La communication est essentielle
Qu'est-ce que ça fait de travailler avec son mari au quotidien? An Warrens: "Tout s'est bien passé dès le début. Nous nous disons tout. Parfois, cela crée des conflits car j'ai aussi ma propre opinion et ma propre vision. J'ose prendre des risques, Kenneth est plus prudent mais il me soutient et me fait confiance. Le résultat de l'entreprise montre ce que nous valons ensemble. Même si ce n'est pas toujours facile de combiner ça avec une vie de famille. J'essaie de rentrer chez moi à six heures du soir et de ne pas travailler le week-end. Je suis d'abord et avant tout une mère.
La communication et l'honnêteté sont des valeurs importantes chez KDS: "Nous sommes qui nous sommes.

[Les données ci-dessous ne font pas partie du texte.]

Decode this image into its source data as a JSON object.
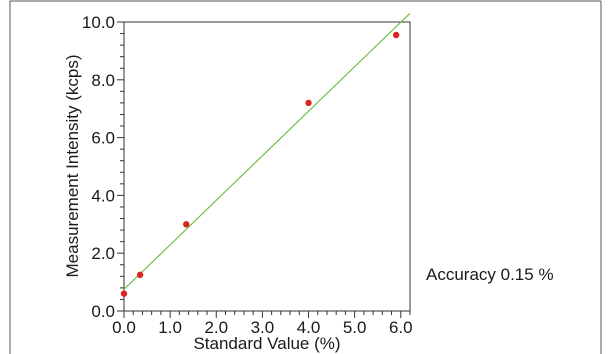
{
  "chart_data": {
    "type": "scatter",
    "xlabel": "Standard Value (%)",
    "ylabel": "Measurement Intensity (kcps)",
    "xlim": [
      0.0,
      6.2
    ],
    "ylim": [
      0.0,
      10.0
    ],
    "x_ticks": [
      0.0,
      1.0,
      2.0,
      3.0,
      4.0,
      5.0,
      6.0
    ],
    "y_ticks": [
      0.0,
      2.0,
      4.0,
      6.0,
      8.0,
      10.0
    ],
    "x_tick_labels": [
      "0.0",
      "1.0",
      "2.0",
      "3.0",
      "4.0",
      "5.0",
      "6.0"
    ],
    "y_tick_labels": [
      "0.0",
      "2.0",
      "4.0",
      "6.0",
      "8.0",
      "10.0"
    ],
    "points": [
      {
        "x": 0.0,
        "y": 0.6
      },
      {
        "x": 0.35,
        "y": 1.25
      },
      {
        "x": 1.35,
        "y": 3.0
      },
      {
        "x": 4.0,
        "y": 7.2
      },
      {
        "x": 5.9,
        "y": 9.55
      }
    ],
    "fit_line": {
      "x0": 0.0,
      "y0": 0.75,
      "x1": 6.2,
      "y1": 10.3
    },
    "point_color": "#dd2222",
    "line_color": "#6fbf4a",
    "grid": false,
    "annotation": "Accuracy 0.15 %"
  }
}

Notre équipe est comme une famille chaleureuse. Lors des entretiens d'embauche, nous soulignons l'importance de la communication. Il peut s'agir de problèmes comme d'idées. Nous avons beaucoup appris de nos employés. Nous avons également continué à communiquer pendant le corona. Nous avons fermé l'entreprise dans un premier temps afin de pouvoir nous organiser et de faire revenir le calme."

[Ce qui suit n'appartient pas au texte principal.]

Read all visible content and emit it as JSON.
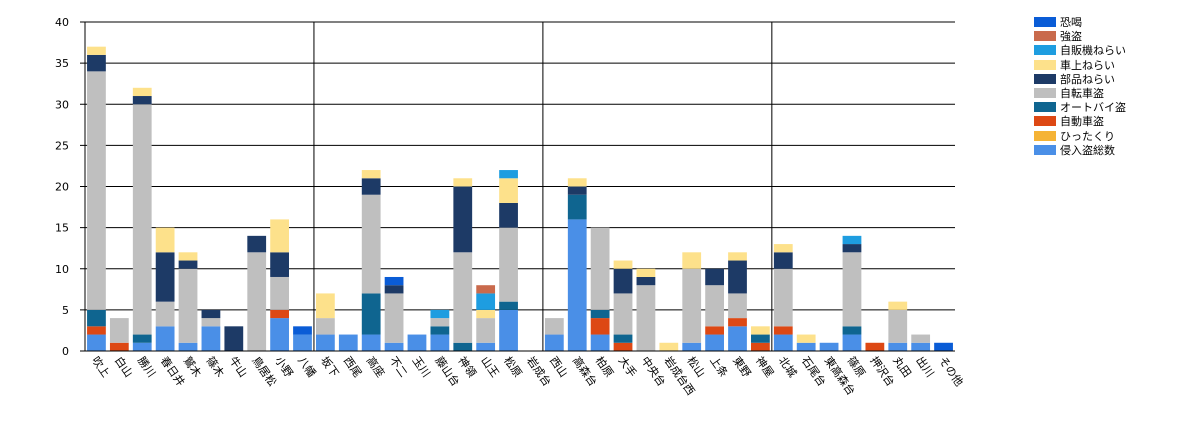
{
  "chart_data": {
    "type": "bar",
    "stacked": true,
    "ylim": [
      0,
      40
    ],
    "yticks": [
      0,
      5,
      10,
      15,
      20,
      25,
      30,
      35,
      40
    ],
    "grid": true,
    "legend_position": "right",
    "categories": [
      "吹上",
      "白山",
      "勝川",
      "春日井",
      "鷲木",
      "篠木",
      "牛山",
      "鳥居松",
      "小野",
      "八幡",
      "坂下",
      "西尾",
      "高座",
      "不二",
      "玉川",
      "藤山台",
      "神領",
      "山王",
      "松原",
      "岩成台",
      "西山",
      "高森台",
      "柏原",
      "大手",
      "中央台",
      "岩成台西",
      "松山",
      "上条",
      "東野",
      "神屋",
      "北城",
      "石尾台",
      "東高森台",
      "篠原",
      "押沢台",
      "丸田",
      "出川",
      "その他"
    ],
    "series": [
      {
        "name": "侵入盗総数",
        "color": "#4a8fe7",
        "values": [
          2,
          0,
          1,
          3,
          1,
          3,
          0,
          0,
          4,
          2,
          2,
          2,
          2,
          1,
          2,
          2,
          0,
          1,
          5,
          0,
          2,
          16,
          2,
          0,
          0,
          0,
          1,
          2,
          3,
          0,
          2,
          1,
          1,
          2,
          0,
          1,
          1,
          0
        ]
      },
      {
        "name": "ひったくり",
        "color": "#f5b335",
        "values": [
          0,
          0,
          0,
          0,
          0,
          0,
          0,
          0,
          0,
          0,
          0,
          0,
          0,
          0,
          0,
          0,
          0,
          0,
          0,
          0,
          0,
          0,
          0,
          0,
          0,
          0,
          0,
          0,
          0,
          0,
          0,
          0,
          0,
          0,
          0,
          0,
          0,
          0
        ]
      },
      {
        "name": "自動車盗",
        "color": "#dd4814",
        "values": [
          1,
          1,
          0,
          0,
          0,
          0,
          0,
          0,
          1,
          0,
          0,
          0,
          0,
          0,
          0,
          0,
          0,
          0,
          0,
          0,
          0,
          0,
          2,
          1,
          0,
          0,
          0,
          1,
          1,
          1,
          1,
          0,
          0,
          0,
          1,
          0,
          0,
          0
        ]
      },
      {
        "name": "オートバイ盗",
        "color": "#0f6590",
        "values": [
          2,
          0,
          1,
          0,
          0,
          0,
          0,
          0,
          0,
          0,
          0,
          0,
          5,
          0,
          0,
          1,
          1,
          0,
          1,
          0,
          0,
          3,
          1,
          1,
          0,
          0,
          0,
          0,
          0,
          1,
          0,
          0,
          0,
          1,
          0,
          0,
          0,
          0
        ]
      },
      {
        "name": "自転車盗",
        "color": "#bfbfbf",
        "values": [
          29,
          3,
          28,
          3,
          9,
          1,
          0,
          12,
          4,
          0,
          2,
          0,
          12,
          6,
          0,
          1,
          11,
          3,
          9,
          0,
          2,
          0,
          10,
          5,
          8,
          0,
          9,
          5,
          3,
          0,
          7,
          0,
          0,
          9,
          0,
          4,
          1,
          0
        ]
      },
      {
        "name": "部品ねらい",
        "color": "#1d3a66",
        "values": [
          2,
          0,
          1,
          6,
          1,
          1,
          3,
          2,
          3,
          0,
          0,
          0,
          2,
          1,
          0,
          0,
          8,
          0,
          3,
          0,
          0,
          1,
          0,
          3,
          1,
          0,
          0,
          2,
          4,
          0,
          2,
          0,
          0,
          1,
          0,
          0,
          0,
          0
        ]
      },
      {
        "name": "車上ねらい",
        "color": "#fde18b",
        "values": [
          1,
          0,
          1,
          3,
          1,
          0,
          0,
          0,
          4,
          0,
          3,
          0,
          1,
          0,
          0,
          0,
          1,
          1,
          3,
          0,
          0,
          1,
          0,
          1,
          1,
          1,
          2,
          0,
          1,
          1,
          1,
          1,
          0,
          0,
          0,
          1,
          0,
          0
        ]
      },
      {
        "name": "自販機ねらい",
        "color": "#1e9de0",
        "values": [
          0,
          0,
          0,
          0,
          0,
          0,
          0,
          0,
          0,
          0,
          0,
          0,
          0,
          0,
          0,
          1,
          0,
          2,
          1,
          0,
          0,
          0,
          0,
          0,
          0,
          0,
          0,
          0,
          0,
          0,
          0,
          0,
          0,
          1,
          0,
          0,
          0,
          0
        ]
      },
      {
        "name": "強盗",
        "color": "#c96a4c",
        "values": [
          0,
          0,
          0,
          0,
          0,
          0,
          0,
          0,
          0,
          0,
          0,
          0,
          0,
          0,
          0,
          0,
          0,
          1,
          0,
          0,
          0,
          0,
          0,
          0,
          0,
          0,
          0,
          0,
          0,
          0,
          0,
          0,
          0,
          0,
          0,
          0,
          0,
          0
        ]
      },
      {
        "name": "恐喝",
        "color": "#0a5cd6",
        "values": [
          0,
          0,
          0,
          0,
          0,
          0,
          0,
          0,
          0,
          1,
          0,
          0,
          0,
          1,
          0,
          0,
          0,
          0,
          0,
          0,
          0,
          0,
          0,
          0,
          0,
          0,
          0,
          0,
          0,
          0,
          0,
          0,
          0,
          0,
          0,
          0,
          0,
          1
        ]
      }
    ],
    "legend_order": [
      "恐喝",
      "強盗",
      "自販機ねらい",
      "車上ねらい",
      "部品ねらい",
      "自転車盗",
      "オートバイ盗",
      "自動車盗",
      "ひったくり",
      "侵入盗総数"
    ]
  }
}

La communication avec les clients est également claire, notamment en cas de pénurie de matériaux de construction ou d'augmentation des prix et des salaires. An Warrens: "Les particuliers ne mesurent pas toujours la gravité de la situation. A cause du corona, nous sommes confrontés à des retards de deux mois en moyenne. Nous essayons d'anticiper dans le stock et de nous autofinancer. Cependant, cela entraîne beaucoup de pression. Lorsqu'il s'agit de fortes augmentations de prix, nous consultons le client."
Nouveau showroom
Que nous réserve l'avenir? An Warrens: "Nous avons d'abord investi dans notre plus grand capital, nos collaborateurs. Maintenant que nous avons une excellente équipe et de bons sous-traitants, il est temps de passer à une nouvelle étape. Lorsque nous nous sommes installés ici, nous avions déjà l'ambition d'avoir un plus grand showroom. En effet, lorsqu'on invite les gens à entrer et qu'on les rencontre physiquement, cela inspire confiance et abaisse le seuil du client. J'aime recevoir. Après l'été, nous déménagerons dans un bâtiment un peu plus loin. Alors que la surface ici est d'environ 120 m², dans le nouveau bâtiment nous aurons 500 m² et deux étages. Le showroom sera au rez-de-chaussée, où nous pourrons tout présenter de manière numérique et visuelle. A l'étage se trouveront les bureaux, avec des salles de réunion et de détente. Nous aurons également un bar. Nous sommes quand même dans le secteur de la construction (rires)..."
femme de l'année
Dernier point, mais non des moindres: que signifie ce prix, organisé par Bouwkroniek/La Chronique dans le cadre des Belgian Construction Awards, pour An Warrens? "J'ai beaucoup réseauté ces dernières années. Je me suis présentée avec l'entreprise en tant que femme, en tant que moi-même, dans un monde d'hommes. Je suis heureuse que cela soit désormais reconnu. Egalement pour les autres femmes. Trop peu de femmes choisissent le secteur de la construction. Le seuil est encore élevé, alors que le travail est varié et fascinant. Il est regrettable que certains programmes télévisés donnent une image stéréotypée des femmes dans le secteur de la construction. C'est un peu dégradant. Quatre femmes travaillent chez KDS. Les femmes sont souvent plus douées pour l'organisation, elles sont ponctuelles et ont le sens du détail. Comme notre chef de projet. Bien sûr, il y a un parcours à effectuer, j'en ai fait l'expérience aussi. Il m'arrive encore de devoir faire face à des préjugés. Mais une fois que nous commençons à parler, les gens entendent que j'ai quelque chose à dire.